Banyak negara, termasuk Indonesia, sedang mengevaluasi kembali peta jalan energi mereka. Tantangan utamanya adalah bagaimana melakukan transisi tanpa mengorbankan keterjangkauan energi bagi masyarakat kelas bawah.
Transisi energi bukanlah sekadar masalah teknis, melainkan pertarungan sengit antara prioritas politik jangka pendek dan keberlanjutan masa depan. Kebijakan 'Net Zero' tidak akan berhasil jika hanya mengandalkan retorika tanpa insentif finansial yang nyata bagi negara berkembang.
Alih-alih sekadar memaksakan target persentase penurunan emisi, sebaiknya pemerintah mulai fokus pada insentif bagi industri manufaktur yang menggunakan teknologi ramah lingkungan. Pendekatan berbasis pasar, seperti pajak karbon yang terukur, dapat menjadi instrumen efektif jika diimbangi dengan subsidi silang untuk rumah tangga miskin.
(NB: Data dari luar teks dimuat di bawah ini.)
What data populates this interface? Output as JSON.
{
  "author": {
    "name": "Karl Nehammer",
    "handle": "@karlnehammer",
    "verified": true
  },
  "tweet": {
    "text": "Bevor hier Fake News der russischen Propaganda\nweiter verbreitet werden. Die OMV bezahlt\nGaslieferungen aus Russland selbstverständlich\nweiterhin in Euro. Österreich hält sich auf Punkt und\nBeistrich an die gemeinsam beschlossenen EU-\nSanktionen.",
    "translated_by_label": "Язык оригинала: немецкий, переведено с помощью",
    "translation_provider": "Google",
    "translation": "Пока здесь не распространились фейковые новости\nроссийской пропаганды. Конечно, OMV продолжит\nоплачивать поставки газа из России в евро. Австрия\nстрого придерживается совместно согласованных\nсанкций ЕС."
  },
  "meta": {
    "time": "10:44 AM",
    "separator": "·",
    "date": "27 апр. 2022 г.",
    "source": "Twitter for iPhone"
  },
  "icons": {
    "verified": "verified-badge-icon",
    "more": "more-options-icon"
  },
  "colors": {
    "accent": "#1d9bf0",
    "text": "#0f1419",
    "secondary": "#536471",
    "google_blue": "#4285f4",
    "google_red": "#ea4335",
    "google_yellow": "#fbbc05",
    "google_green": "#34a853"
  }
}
Menjelang pertengahan 2026, arah politik global mengenai kebijakan energi akan sangat bergantung pada kemampuan pemimpin dunia untuk menyeimbangkan tuntutan elektoral domestik dengan komitmen jangka panjang. Tanpa sinergi antara kebijakan ekonomi yang pragmatis dan agenda lingkungan yang radikal, dunia berisiko mengalami kebuntuan kebijakan yang menghambat kemajuan ekonomi hijau.